IT CANNOT BE DENIED that the problems of intemperance are worthy of the full dramatic treatment such as was rendered Sunday night at the Cohoes Music Hall. Surely the reaction of the crowded house proved that many are so affected in private life and are grateful to find expression of a topic so difficult otherwise to discuss.
Particularly riveting is the performance by Mr. Edwards, from New York, of the hero Edward Middletown, who was received with cheers from the audience. It was whispered that Mr. Edwards could not possibly have given so fine a pantomime of the effects of delirium tremens had he not an actual experience to draw upon, but it must be remembered that he is, after all, resident of a city in which far worse may be glimpsed in tavern and street.
Lovely Miss Susan Sarber was the peach-cornplected Mary Wilson, whose plight as alcohol-widow touched many hearts and was the occasion of several outbursts of grief.
A fouler monster than the vile Lawyer Cribbs scarcely could be imagined, and Mr. Brockmeier, the actor, was subject to much catcalling and hissing, a practice that seems to be on the rise and threatens to overwhelm the drama in progress at times. Nevertheless, a more detestable creature never has trod the stage, and the author of these notes must confess that he, too, joined in the general abjuration.
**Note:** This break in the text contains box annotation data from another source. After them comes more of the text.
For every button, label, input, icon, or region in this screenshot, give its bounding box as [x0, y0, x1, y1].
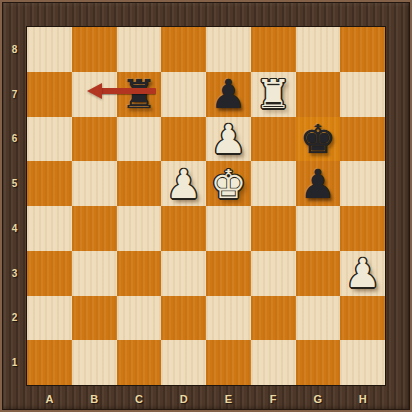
square-g2[interactable] — [296, 296, 341, 341]
file-label-f: F — [251, 385, 296, 412]
square-f4[interactable] — [251, 206, 296, 251]
square-g6[interactable]: ♚ — [296, 117, 341, 162]
square-c2[interactable] — [117, 296, 162, 341]
square-d8[interactable] — [161, 27, 206, 72]
square-e7[interactable]: ♟ — [206, 72, 251, 117]
rank-label-8: 8 — [2, 27, 27, 72]
square-b5[interactable] — [72, 161, 117, 206]
square-f6[interactable] — [251, 117, 296, 162]
square-f1[interactable] — [251, 340, 296, 385]
file-label-c: C — [117, 385, 162, 412]
square-h6[interactable] — [340, 117, 385, 162]
file-labels: ABCDEFGH — [27, 385, 385, 412]
square-b7[interactable] — [72, 72, 117, 117]
square-d4[interactable] — [161, 206, 206, 251]
rank-label-3: 3 — [2, 251, 27, 296]
square-c8[interactable] — [117, 27, 162, 72]
piece-white-king[interactable]: ♚ — [210, 164, 246, 204]
square-a1[interactable] — [27, 340, 72, 385]
square-d6[interactable] — [161, 117, 206, 162]
piece-black-rook[interactable]: ♜ — [121, 74, 157, 114]
piece-black-pawn[interactable]: ♟ — [300, 164, 336, 204]
square-a3[interactable] — [27, 251, 72, 296]
square-f2[interactable] — [251, 296, 296, 341]
file-label-g: G — [296, 385, 341, 412]
square-c6[interactable] — [117, 117, 162, 162]
square-a8[interactable] — [27, 27, 72, 72]
piece-white-rook[interactable]: ♜ — [255, 74, 291, 114]
square-b1[interactable] — [72, 340, 117, 385]
square-d1[interactable] — [161, 340, 206, 385]
chess-board-frame: ♜♟♜♟♚♟♚♟♟ 87654321 ABCDEFGH — [0, 0, 412, 412]
square-g7[interactable] — [296, 72, 341, 117]
square-h7[interactable] — [340, 72, 385, 117]
square-e6[interactable]: ♟ — [206, 117, 251, 162]
rank-label-6: 6 — [2, 117, 27, 162]
square-g1[interactable] — [296, 340, 341, 385]
square-b2[interactable] — [72, 296, 117, 341]
square-f8[interactable] — [251, 27, 296, 72]
rank-label-7: 7 — [2, 72, 27, 117]
square-g5[interactable]: ♟ — [296, 161, 341, 206]
square-d7[interactable] — [161, 72, 206, 117]
square-g3[interactable] — [296, 251, 341, 296]
piece-black-pawn[interactable]: ♟ — [210, 74, 246, 114]
piece-white-pawn[interactable]: ♟ — [345, 253, 381, 293]
file-label-e: E — [206, 385, 251, 412]
file-label-h: H — [340, 385, 385, 412]
square-d3[interactable] — [161, 251, 206, 296]
square-e1[interactable] — [206, 340, 251, 385]
rank-labels: 87654321 — [2, 27, 27, 385]
file-label-b: B — [72, 385, 117, 412]
square-a7[interactable] — [27, 72, 72, 117]
rank-label-2: 2 — [2, 296, 27, 341]
square-c5[interactable] — [117, 161, 162, 206]
square-c1[interactable] — [117, 340, 162, 385]
square-h8[interactable] — [340, 27, 385, 72]
square-h2[interactable] — [340, 296, 385, 341]
square-a6[interactable] — [27, 117, 72, 162]
square-b4[interactable] — [72, 206, 117, 251]
square-a4[interactable] — [27, 206, 72, 251]
rank-label-4: 4 — [2, 206, 27, 251]
square-f5[interactable] — [251, 161, 296, 206]
square-d2[interactable] — [161, 296, 206, 341]
square-e8[interactable] — [206, 27, 251, 72]
square-f3[interactable] — [251, 251, 296, 296]
square-e4[interactable] — [206, 206, 251, 251]
piece-white-pawn[interactable]: ♟ — [210, 119, 246, 159]
rank-label-1: 1 — [2, 340, 27, 385]
square-h3[interactable]: ♟ — [340, 251, 385, 296]
file-label-a: A — [27, 385, 72, 412]
square-g8[interactable] — [296, 27, 341, 72]
square-g4[interactable] — [296, 206, 341, 251]
file-label-d: D — [161, 385, 206, 412]
piece-white-pawn[interactable]: ♟ — [166, 164, 202, 204]
square-b8[interactable] — [72, 27, 117, 72]
square-d5[interactable]: ♟ — [161, 161, 206, 206]
square-c7[interactable]: ♜ — [117, 72, 162, 117]
square-h5[interactable] — [340, 161, 385, 206]
rank-label-5: 5 — [2, 161, 27, 206]
square-b3[interactable] — [72, 251, 117, 296]
piece-black-king[interactable]: ♚ — [300, 119, 336, 159]
square-e3[interactable] — [206, 251, 251, 296]
square-e2[interactable] — [206, 296, 251, 341]
square-b6[interactable] — [72, 117, 117, 162]
square-f7[interactable]: ♜ — [251, 72, 296, 117]
square-c4[interactable] — [117, 206, 162, 251]
chess-board: ♜♟♜♟♚♟♚♟♟ — [27, 27, 385, 385]
square-e5[interactable]: ♚ — [206, 161, 251, 206]
square-h4[interactable] — [340, 206, 385, 251]
square-a5[interactable] — [27, 161, 72, 206]
square-a2[interactable] — [27, 296, 72, 341]
square-c3[interactable] — [117, 251, 162, 296]
square-h1[interactable] — [340, 340, 385, 385]
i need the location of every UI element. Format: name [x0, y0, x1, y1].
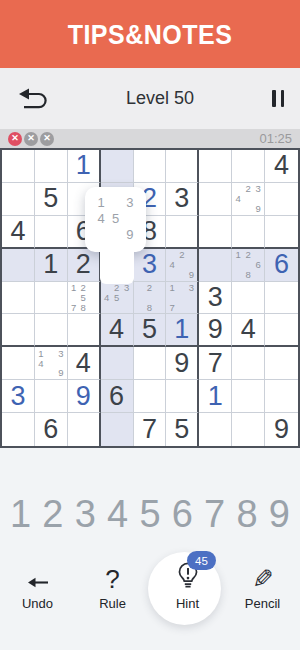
cell-r9c3[interactable] — [68, 413, 101, 446]
cell-r7c6[interactable]: 9 — [166, 347, 199, 380]
digit-given: 7 — [208, 350, 223, 377]
tips-banner-label: TIPS&NOTES — [68, 18, 233, 50]
cell-r8c5[interactable] — [134, 380, 167, 413]
cell-r8c2[interactable] — [35, 380, 68, 413]
digit-given: 4 — [76, 350, 91, 377]
undo-button[interactable]: Undo — [0, 559, 75, 611]
cell-r9c2[interactable]: 6 — [35, 413, 68, 446]
game-header: Level 50 — [0, 68, 300, 129]
cell-r4c5[interactable]: 3 — [134, 249, 167, 282]
cell-r4c9[interactable]: 6 — [265, 249, 298, 282]
numpad-2[interactable]: 2 — [41, 495, 64, 533]
cell-r6c1[interactable] — [2, 314, 35, 347]
hint-label: Hint — [176, 596, 199, 611]
cell-r7c4[interactable] — [101, 347, 134, 380]
pencil-notes: 2345 — [102, 283, 132, 313]
digit-given: 3 — [208, 284, 223, 311]
cell-r6c5[interactable]: 5 — [134, 314, 167, 347]
sudoku-app: TIPS&NOTES Level 50 ✕✕✕ 01:25 1452323494… — [0, 0, 300, 650]
pencil-notes: 1268 — [233, 250, 263, 280]
cell-r1c2[interactable] — [35, 150, 68, 183]
sudoku-board: 1452323494681232491268612578234528137345… — [0, 148, 300, 448]
digit-given: 5 — [174, 416, 189, 443]
cell-r8c6[interactable] — [166, 380, 199, 413]
digit-given: 4 — [241, 316, 256, 343]
cell-r9c1[interactable] — [2, 413, 35, 446]
numpad-1[interactable]: 1 — [9, 495, 32, 533]
digit-given: 9 — [274, 416, 289, 443]
cell-r3c7[interactable] — [199, 216, 232, 249]
digit-given: 2 — [76, 251, 91, 278]
digit-user: 3 — [10, 383, 25, 410]
cell-r5c3[interactable]: 12578 — [68, 282, 101, 315]
cell-r9c5[interactable]: 7 — [134, 413, 167, 446]
status-bar: ✕✕✕ 01:25 — [0, 129, 300, 148]
cell-r8c8[interactable] — [232, 380, 265, 413]
cell-r7c7[interactable]: 7 — [199, 347, 232, 380]
numpad-5[interactable]: 5 — [138, 495, 161, 533]
cell-r2c1[interactable] — [2, 183, 35, 216]
cell-r4c6[interactable]: 249 — [166, 249, 199, 282]
back-button[interactable] — [16, 86, 48, 111]
pause-button[interactable] — [272, 90, 284, 107]
notes-popup-tail — [100, 246, 134, 284]
pencil-notes: 249 — [167, 250, 196, 280]
digit-user: 6 — [274, 251, 289, 278]
cell-r2c9[interactable] — [265, 183, 298, 216]
cell-r1c3[interactable]: 1 — [68, 150, 101, 183]
digit-given: 4 — [274, 152, 289, 179]
cell-r2c2[interactable]: 5 — [35, 183, 68, 216]
level-title: Level 50 — [126, 88, 194, 109]
mistake-icon: ✕ — [24, 132, 38, 146]
digit-given: 3 — [174, 185, 189, 212]
mistake-indicators: ✕✕✕ — [8, 132, 54, 146]
undo-label: Undo — [22, 596, 53, 611]
notes-popup-grid: 13459 — [94, 194, 137, 243]
cell-r9c6[interactable]: 5 — [166, 413, 199, 446]
cell-r1c4[interactable] — [101, 150, 134, 183]
cell-r9c7[interactable] — [199, 413, 232, 446]
board-area: 1452323494681232491268612578234528137345… — [0, 148, 300, 448]
cell-r4c8[interactable]: 1268 — [232, 249, 265, 282]
rule-label: Rule — [99, 596, 126, 611]
cell-r1c8[interactable] — [232, 150, 265, 183]
digit-user: 1 — [76, 152, 91, 179]
cell-r3c6[interactable] — [166, 216, 199, 249]
cell-r5c5[interactable]: 28 — [134, 282, 167, 315]
pencil-label: Pencil — [245, 596, 280, 611]
tips-banner[interactable]: TIPS&NOTES — [0, 0, 300, 68]
digit-given: 1 — [43, 251, 58, 278]
cell-r9c4[interactable] — [101, 413, 134, 446]
cell-r8c7[interactable]: 1 — [199, 380, 232, 413]
mistake-icon: ✕ — [8, 132, 22, 146]
cell-r5c9[interactable] — [265, 282, 298, 315]
cell-r1c5[interactable] — [134, 150, 167, 183]
hint-button[interactable]: 45 Hint — [150, 559, 225, 611]
cell-r2c6[interactable]: 3 — [166, 183, 199, 216]
cell-r6c3[interactable] — [68, 314, 101, 347]
hint-count-badge: 45 — [187, 551, 216, 570]
cell-r1c1[interactable] — [2, 150, 35, 183]
numpad-7[interactable]: 7 — [203, 495, 226, 533]
cell-r4c3[interactable]: 2 — [68, 249, 101, 282]
numpad-6[interactable]: 6 — [171, 495, 194, 533]
cell-r3c8[interactable] — [232, 216, 265, 249]
digit-user: 3 — [142, 251, 157, 278]
number-pad: 1 2 3 4 5 6 7 8 9 — [0, 495, 300, 533]
cell-r5c8[interactable] — [232, 282, 265, 315]
digit-given: 7 — [142, 416, 157, 443]
pencil-notes: 28 — [135, 283, 165, 313]
bottom-panel: 1 2 3 4 5 6 7 8 9 Undo ? — [0, 448, 300, 650]
cell-r6c9[interactable] — [265, 314, 298, 347]
cell-r7c3[interactable]: 4 — [68, 347, 101, 380]
numpad-8[interactable]: 8 — [235, 495, 258, 533]
cell-r8c4[interactable]: 6 — [101, 380, 134, 413]
back-arrow-icon — [16, 86, 48, 111]
cell-r7c5[interactable] — [134, 347, 167, 380]
digit-given: 9 — [174, 350, 189, 377]
timer-label: 01:25 — [259, 131, 292, 146]
digit-given: 4 — [109, 316, 124, 343]
cell-r7c9[interactable] — [265, 347, 298, 380]
rule-button[interactable]: ? Rule — [75, 559, 150, 611]
cell-r5c7[interactable]: 3 — [199, 282, 232, 315]
cell-r9c9[interactable]: 9 — [265, 413, 298, 446]
cell-r3c2[interactable] — [35, 216, 68, 249]
cell-r4c2[interactable]: 1 — [35, 249, 68, 282]
cell-r6c4[interactable]: 4 — [101, 314, 134, 347]
digit-given: 4 — [10, 218, 25, 245]
cell-r7c1[interactable] — [2, 347, 35, 380]
cell-r5c2[interactable] — [35, 282, 68, 315]
cell-r2c7[interactable] — [199, 183, 232, 216]
cell-r5c6[interactable]: 137 — [166, 282, 199, 315]
cell-r7c2[interactable]: 1349 — [35, 347, 68, 380]
undo-icon — [25, 559, 50, 592]
digit-given: 5 — [142, 316, 157, 343]
digit-given: 9 — [208, 316, 223, 343]
pencil-icon: ✎ — [252, 559, 274, 592]
digit-user: 1 — [208, 383, 223, 410]
pencil-button[interactable]: ✎ Pencil — [225, 559, 300, 611]
cell-r6c2[interactable] — [35, 314, 68, 347]
cell-r2c8[interactable]: 2349 — [232, 183, 265, 216]
cell-r7c8[interactable] — [232, 347, 265, 380]
pencil-notes: 2349 — [233, 184, 263, 214]
mistake-icon: ✕ — [40, 132, 54, 146]
cell-r8c9[interactable] — [265, 380, 298, 413]
cell-r1c9[interactable]: 4 — [265, 150, 298, 183]
pencil-notes: 137 — [167, 283, 196, 313]
cell-r8c3[interactable]: 9 — [68, 380, 101, 413]
numpad-3[interactable]: 3 — [74, 495, 97, 533]
cell-r8c1[interactable]: 3 — [2, 380, 35, 413]
cell-r4c1[interactable] — [2, 249, 35, 282]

It is sad to report that the timely appearance of Mrs. Carrie Nation, as portrayed by Mrs. Marilyn O'Connell, was the subject of ridicule by the dramatists, who chose to insert in that scene an immoral song and dance, “Have Another Drink,” scarcely suitable for the ladies and children in the audience. It must be observed, however, that a higher moral tone was achieved when the fine work of the Salvation Army was recognized in Act Three.
Miss Linda Jane Ammon presented the song “Waiting at the Church” during the Act One olio, underscoring the capriciousness and deception that can threaten a young lady, too easily smitten by the charms of a roué.
Also participating in the drama were the Messrs. Pinckney and Charles, strong-voiced young men whose previous contributions to the Heritage Artists productions have been noted in this column. Miss Lorri Harrison, who portrayed young Julia Middleton, child of the dissolute Edward, sang tribute to a father-that-was in “Since Daddy's Been Taken Away.”
Many of the songs were written by Mr. B. Manilow, reflective of his considerable talent in the days before he saw a rise in his personal fortune, which led to a downfall in talent curiously foreshadowed in this play.
Prof. Marty Jones was pianist and conductor, and drew upon his considerable knowledge of modern song to illuminate the scenes. He also led the cast in a medley of familiar songs before the beginning of the show, and added musical color to a tableau vivant offered in celebration of the dedication of the new statue “Liberty Enlightening the World,” soon to be displayed in New York Harbor.
Further entertainment was provided by a prestidigitator, Mr. Chad Currin, whose work with fire and small animals was so devilish as to frighten some of the weaker-spirited ladies of the audience.
Col. D. A. Holdgrive made a most welcome return visit to the Music Hall to supervise this production, a most stylish entertainment that ranks with the best of anything to be found in this part of the country. Performances of The Drunkard will continue through July 12.
A telephone lately has been installed in the offices of this cool and comfortable hall, and reservations may be obtained by ringing BELgrave-7969.